Shows a neat table of all known nodes with signal quality (SNR), last contact, and hardware model. Particularly useful for checking whether devices can see each other.

Receive messages live

meshtastic --host [IP] --listen

Shows all incoming packets in real-time - text messages, telemetry, position data, node info. Useful for checking whether the device is receiving anything at all.

Exit with Ctrl+C.

Send test message

meshtastic --host [IP] --sendtext "Hello Mesh"

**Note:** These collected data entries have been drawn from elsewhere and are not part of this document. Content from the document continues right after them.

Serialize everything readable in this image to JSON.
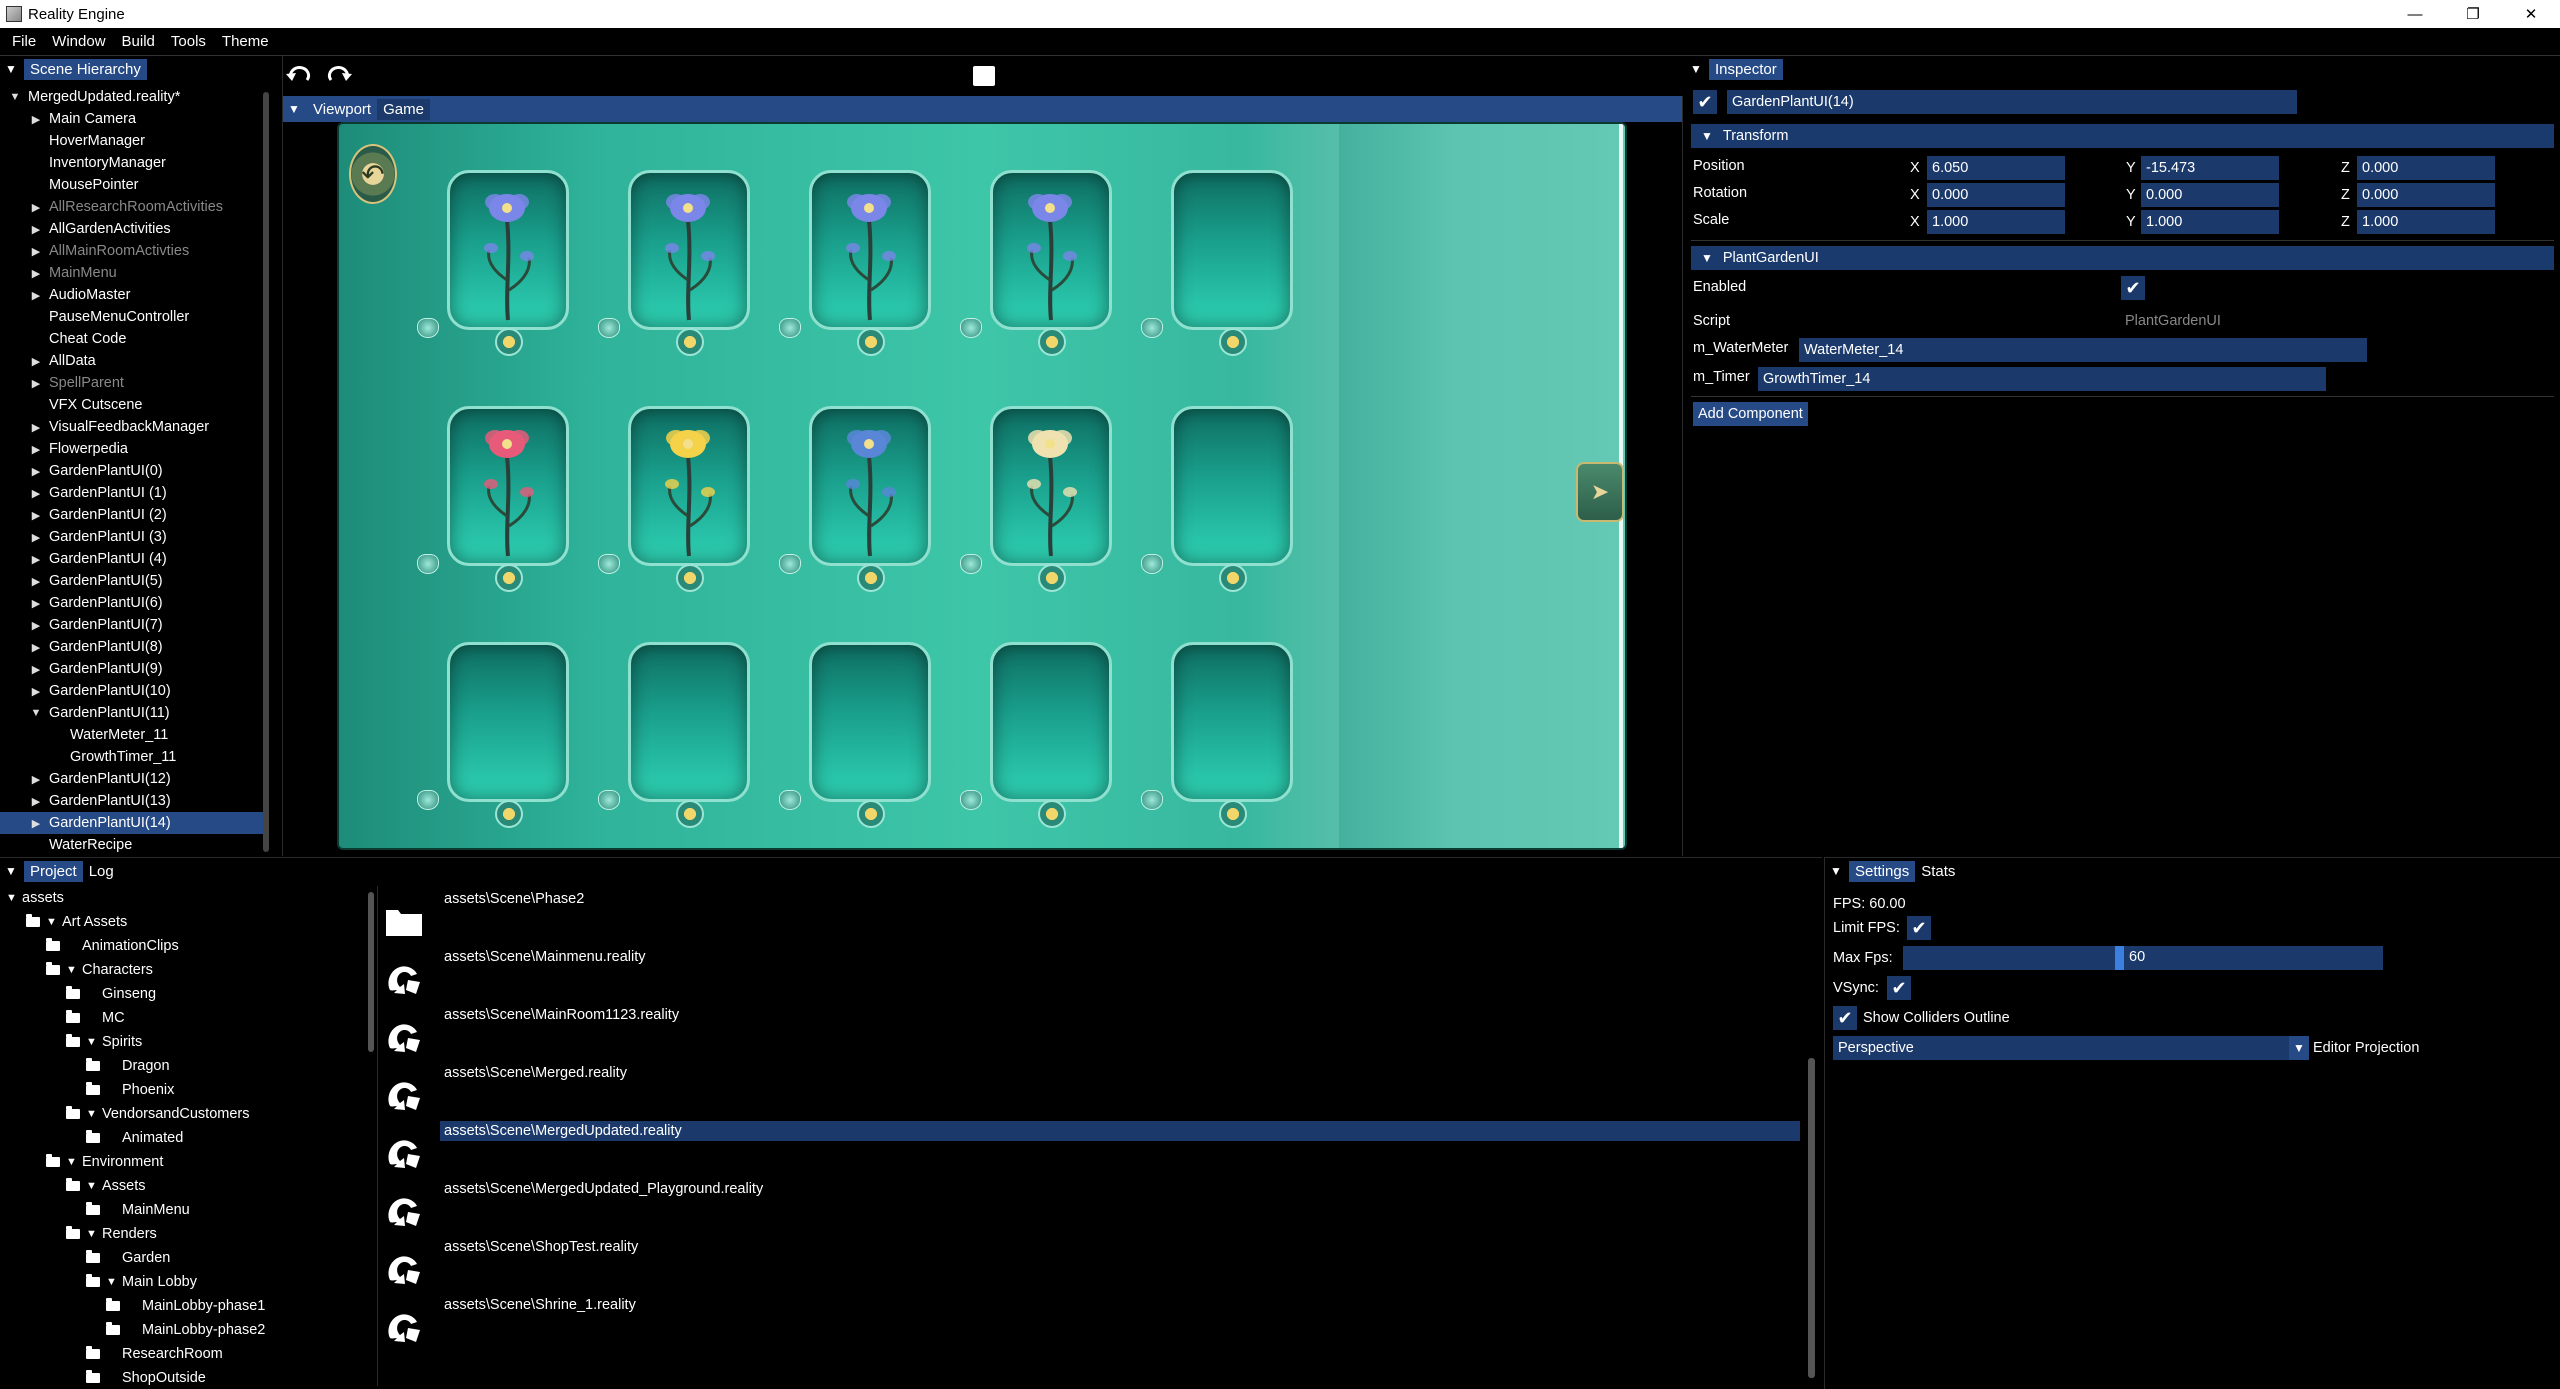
{
  "titlebar": {
    "title": "Reality Engine",
    "minimize": "—",
    "maximize": "❐",
    "close": "✕"
  },
  "menu": [
    "File",
    "Window",
    "Build",
    "Tools",
    "Theme"
  ],
  "hierarchy": {
    "tab": "Scene Hierarchy",
    "items": [
      {
        "label": "MergedUpdated.reality*",
        "indent": 0,
        "arrow": "▼",
        "dim": false
      },
      {
        "label": "Main Camera",
        "indent": 1,
        "arrow": "▶",
        "dim": false
      },
      {
        "label": "HoverManager",
        "indent": 1,
        "arrow": "",
        "dim": false
      },
      {
        "label": "InventoryManager",
        "indent": 1,
        "arrow": "",
        "dim": false
      },
      {
        "label": "MousePointer",
        "indent": 1,
        "arrow": "",
        "dim": false
      },
      {
        "label": "AllResearchRoomActivities",
        "indent": 1,
        "arrow": "▶",
        "dim": true
      },
      {
        "label": "AllGardenActivities",
        "indent": 1,
        "arrow": "▶",
        "dim": false
      },
      {
        "label": "AllMainRoomActivties",
        "indent": 1,
        "arrow": "▶",
        "dim": true
      },
      {
        "label": "MainMenu",
        "indent": 1,
        "arrow": "▶",
        "dim": true
      },
      {
        "label": "AudioMaster",
        "indent": 1,
        "arrow": "▶",
        "dim": false
      },
      {
        "label": "PauseMenuController",
        "indent": 1,
        "arrow": "",
        "dim": false
      },
      {
        "label": "Cheat Code",
        "indent": 1,
        "arrow": "",
        "dim": false
      },
      {
        "label": "AllData",
        "indent": 1,
        "arrow": "▶",
        "dim": false
      },
      {
        "label": "SpellParent",
        "indent": 1,
        "arrow": "▶",
        "dim": true
      },
      {
        "label": "VFX Cutscene",
        "indent": 1,
        "arrow": "",
        "dim": false
      },
      {
        "label": "VisualFeedbackManager",
        "indent": 1,
        "arrow": "▶",
        "dim": false
      },
      {
        "label": "Flowerpedia",
        "indent": 1,
        "arrow": "▶",
        "dim": false
      },
      {
        "label": "GardenPlantUI(0)",
        "indent": 1,
        "arrow": "▶",
        "dim": false
      },
      {
        "label": "GardenPlantUI (1)",
        "indent": 1,
        "arrow": "▶",
        "dim": false
      },
      {
        "label": "GardenPlantUI (2)",
        "indent": 1,
        "arrow": "▶",
        "dim": false
      },
      {
        "label": "GardenPlantUI (3)",
        "indent": 1,
        "arrow": "▶",
        "dim": false
      },
      {
        "label": "GardenPlantUI (4)",
        "indent": 1,
        "arrow": "▶",
        "dim": false
      },
      {
        "label": "GardenPlantUI(5)",
        "indent": 1,
        "arrow": "▶",
        "dim": false
      },
      {
        "label": "GardenPlantUI(6)",
        "indent": 1,
        "arrow": "▶",
        "dim": false
      },
      {
        "label": "GardenPlantUI(7)",
        "indent": 1,
        "arrow": "▶",
        "dim": false
      },
      {
        "label": "GardenPlantUI(8)",
        "indent": 1,
        "arrow": "▶",
        "dim": false
      },
      {
        "label": "GardenPlantUI(9)",
        "indent": 1,
        "arrow": "▶",
        "dim": false
      },
      {
        "label": "GardenPlantUI(10)",
        "indent": 1,
        "arrow": "▶",
        "dim": false
      },
      {
        "label": "GardenPlantUI(11)",
        "indent": 1,
        "arrow": "▼",
        "dim": false
      },
      {
        "label": "WaterMeter_11",
        "indent": 2,
        "arrow": "",
        "dim": false
      },
      {
        "label": "GrowthTimer_11",
        "indent": 2,
        "arrow": "",
        "dim": false
      },
      {
        "label": "GardenPlantUI(12)",
        "indent": 1,
        "arrow": "▶",
        "dim": false
      },
      {
        "label": "GardenPlantUI(13)",
        "indent": 1,
        "arrow": "▶",
        "dim": false
      },
      {
        "label": "GardenPlantUI(14)",
        "indent": 1,
        "arrow": "▶",
        "dim": false,
        "selected": true
      },
      {
        "label": "WaterRecipe",
        "indent": 1,
        "arrow": "",
        "dim": false
      }
    ]
  },
  "toolbar": {
    "undo_icon": "undo-icon",
    "redo_icon": "redo-icon",
    "stop_icon": "stop-icon"
  },
  "viewport": {
    "tabs": [
      "Viewport",
      "Game"
    ]
  },
  "inspector": {
    "tab": "Inspector",
    "object_name": "GardenPlantUI(14)",
    "transform_title": "Transform",
    "position_label": "Position",
    "rotation_label": "Rotation",
    "scale_label": "Scale",
    "axis_x": "X",
    "axis_y": "Y",
    "axis_z": "Z",
    "position": {
      "x": "6.050",
      "y": "-15.473",
      "z": "0.000"
    },
    "rotation": {
      "x": "0.000",
      "y": "0.000",
      "z": "0.000"
    },
    "scale": {
      "x": "1.000",
      "y": "1.000",
      "z": "1.000"
    },
    "component_title": "PlantGardenUI",
    "enabled_label": "Enabled",
    "script_label": "Script",
    "script_value": "PlantGardenUI",
    "water_label": "m_WaterMeter",
    "water_value": "WaterMeter_14",
    "timer_label": "m_Timer",
    "timer_value": "GrowthTimer_14",
    "add_component": "Add Component"
  },
  "project": {
    "tabs": [
      "Project",
      "Log"
    ],
    "tree": [
      {
        "label": "assets",
        "indent": 0,
        "arrow": "▼",
        "folder": false
      },
      {
        "label": "Art Assets",
        "indent": 1,
        "arrow": "▼",
        "folder": true
      },
      {
        "label": "AnimationClips",
        "indent": 2,
        "arrow": "",
        "folder": true
      },
      {
        "label": "Characters",
        "indent": 2,
        "arrow": "▼",
        "folder": true
      },
      {
        "label": "Ginseng",
        "indent": 3,
        "arrow": "",
        "folder": true
      },
      {
        "label": "MC",
        "indent": 3,
        "arrow": "",
        "folder": true
      },
      {
        "label": "Spirits",
        "indent": 3,
        "arrow": "▼",
        "folder": true
      },
      {
        "label": "Dragon",
        "indent": 4,
        "arrow": "",
        "folder": true
      },
      {
        "label": "Phoenix",
        "indent": 4,
        "arrow": "",
        "folder": true
      },
      {
        "label": "VendorsandCustomers",
        "indent": 3,
        "arrow": "▼",
        "folder": true
      },
      {
        "label": "Animated",
        "indent": 4,
        "arrow": "",
        "folder": true
      },
      {
        "label": "Environment",
        "indent": 2,
        "arrow": "▼",
        "folder": true
      },
      {
        "label": "Assets",
        "indent": 3,
        "arrow": "▼",
        "folder": true
      },
      {
        "label": "MainMenu",
        "indent": 4,
        "arrow": "",
        "folder": true
      },
      {
        "label": "Renders",
        "indent": 3,
        "arrow": "▼",
        "folder": true
      },
      {
        "label": "Garden",
        "indent": 4,
        "arrow": "",
        "folder": true
      },
      {
        "label": "Main Lobby",
        "indent": 4,
        "arrow": "▼",
        "folder": true
      },
      {
        "label": "MainLobby-phase1",
        "indent": 5,
        "arrow": "",
        "folder": true
      },
      {
        "label": "MainLobby-phase2",
        "indent": 5,
        "arrow": "",
        "folder": true
      },
      {
        "label": "ResearchRoom",
        "indent": 4,
        "arrow": "",
        "folder": true
      },
      {
        "label": "ShopOutside",
        "indent": 4,
        "arrow": "",
        "folder": true
      }
    ],
    "files": [
      {
        "name": "assets\\Scene\\Phase2",
        "type": "folder"
      },
      {
        "name": "assets\\Scene\\Mainmenu.reality",
        "type": "scene"
      },
      {
        "name": "assets\\Scene\\MainRoom1123.reality",
        "type": "scene"
      },
      {
        "name": "assets\\Scene\\Merged.reality",
        "type": "scene"
      },
      {
        "name": "assets\\Scene\\MergedUpdated.reality",
        "type": "scene",
        "selected": true
      },
      {
        "name": "assets\\Scene\\MergedUpdated_Playground.reality",
        "type": "scene"
      },
      {
        "name": "assets\\Scene\\ShopTest.reality",
        "type": "scene"
      },
      {
        "name": "assets\\Scene\\Shrine_1.reality",
        "type": "scene"
      }
    ]
  },
  "settings": {
    "tabs": [
      "Settings",
      "Stats"
    ],
    "fps": "FPS: 60.00",
    "limit_fps_label": "Limit FPS:",
    "max_fps_label": "Max Fps:",
    "max_fps_value": "60",
    "max_fps_fraction": 0.45,
    "vsync_label": "VSync:",
    "show_colliders_label": "Show Colliders Outline",
    "projection_value": "Perspective",
    "projection_label": "Editor Projection"
  },
  "colors": {
    "accent": "#254a86",
    "field": "#1b3a6b",
    "bg": "#000000"
  }
}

Read and write configuration

Read single setting

meshtastic --host [IP] --get lora.modem_preset
meshtastic --host [IP] --get mqtt.enabled

Set single setting

meshtastic --host [IP] --set lora.modem_preset LONG_FAST
meshtastic --host [IP] --set lora.region EU_868
meshtastic --host [IP] --set lora.ignore_mqtt false

Set multiple settings at once - the reliable way

With some firmware variants (e.g. eth_gw), individual settings are not reliably saved via TCP. The safest method is export/import via YAML:

Export configuration:

meshtastic --host [IP] --export-config config.yaml

Edit YAML - e.g. adjust the MQTT section:

module_config:
  mqtt:
    address: 192.168.x.x
    enabled: true
    jsonEnabled: true
    tlsEnabled: false
    encryptionEnabled: false
    username: meshtastic
    password: YourPassword
    root: msh/EU_868

Import configuration back:

meshtastic --host [IP] --configure config.yaml

Tip: The YAML method is always more reliable than individual --set commands - especially for module settings like MQTT.


Manage channels

Display current channels

Channels are part of the --info output, but there’s also a direct way:

meshtastic --host [IP] --info

Under Channels: at the end of the output.

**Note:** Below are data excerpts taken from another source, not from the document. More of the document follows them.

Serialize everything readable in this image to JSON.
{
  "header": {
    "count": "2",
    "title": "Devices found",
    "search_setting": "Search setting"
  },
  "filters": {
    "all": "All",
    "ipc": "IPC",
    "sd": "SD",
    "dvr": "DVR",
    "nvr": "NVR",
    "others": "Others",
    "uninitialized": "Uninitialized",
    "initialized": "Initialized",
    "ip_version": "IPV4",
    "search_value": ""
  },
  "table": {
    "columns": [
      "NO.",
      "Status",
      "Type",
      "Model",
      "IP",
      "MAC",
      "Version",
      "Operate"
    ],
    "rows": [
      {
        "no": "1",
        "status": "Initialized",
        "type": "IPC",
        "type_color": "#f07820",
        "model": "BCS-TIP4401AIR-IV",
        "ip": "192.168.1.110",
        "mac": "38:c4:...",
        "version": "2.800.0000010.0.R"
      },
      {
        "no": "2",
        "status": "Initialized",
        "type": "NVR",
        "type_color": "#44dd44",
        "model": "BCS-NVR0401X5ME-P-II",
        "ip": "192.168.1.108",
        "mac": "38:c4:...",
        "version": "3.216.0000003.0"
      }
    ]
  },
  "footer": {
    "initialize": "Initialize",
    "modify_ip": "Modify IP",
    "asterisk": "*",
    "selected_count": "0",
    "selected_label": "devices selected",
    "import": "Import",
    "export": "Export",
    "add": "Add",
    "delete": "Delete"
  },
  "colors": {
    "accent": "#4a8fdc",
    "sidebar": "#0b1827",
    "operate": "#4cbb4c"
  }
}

Generate QR code for channel import

meshtastic --host [IP] --qr

Shows the channel URL and - if pyqrcode is installed - a QR code directly in the terminal. Convenient for transferring the channel to other devices.

Reboot device

meshtastic --host [IP] --reboot

Debugging tips

Device doesn’t see other nodes

  1. Check whether both devices have the same modem preset:

    meshtastic --host [IP] --get lora.modem_preset

    Both must be identical - e.g. both LONG_FAST.

  2. Check whether both devices have the same region:

    meshtastic --host [IP] --get lora.region

    In Austria/Germany: EU_868.

  3. Antenna connected? No antenna, no connection.

MQTT messages not arriving

  1. Check whether MQTT is actually active:

    meshtastic --host [IP] --get mqtt.enabled
  2. Check whether JSON is enabled:

    meshtastic --host [IP] --get mqtt.json_enabled
  3. Check whether ignore_mqtt is disabled:

    meshtastic --host [IP] --get lora.ignore_mqtt

    Should be false.

  4. Check the Mosquitto log to see whether the device is connecting and whether authentication is working.

Settings are not being saved

With eth_gw firmware via TCP: use the YAML method instead of individual --set commands - see above.

Connection fails

For TCP:

Error connecting: [WinError 10061] No connection could be made

→ Device not reachable or wrong port. Check IP in router, ping device.

For USB:

No Serial Meshtastic device detected

→ Wrong COM port or device not in normal mode (not in bootloader mode, so don’t double-reset).


Conclusion

The Meshtastic CLI is an indispensable tool once you go beyond basic setup. Especially the YAML export/import has saved me a lot of time with gateway configuration - and --listen is gold when you want to check whether anything is actually happening in the mesh.


This article is part of a series on Meshtastic and Home Assistant.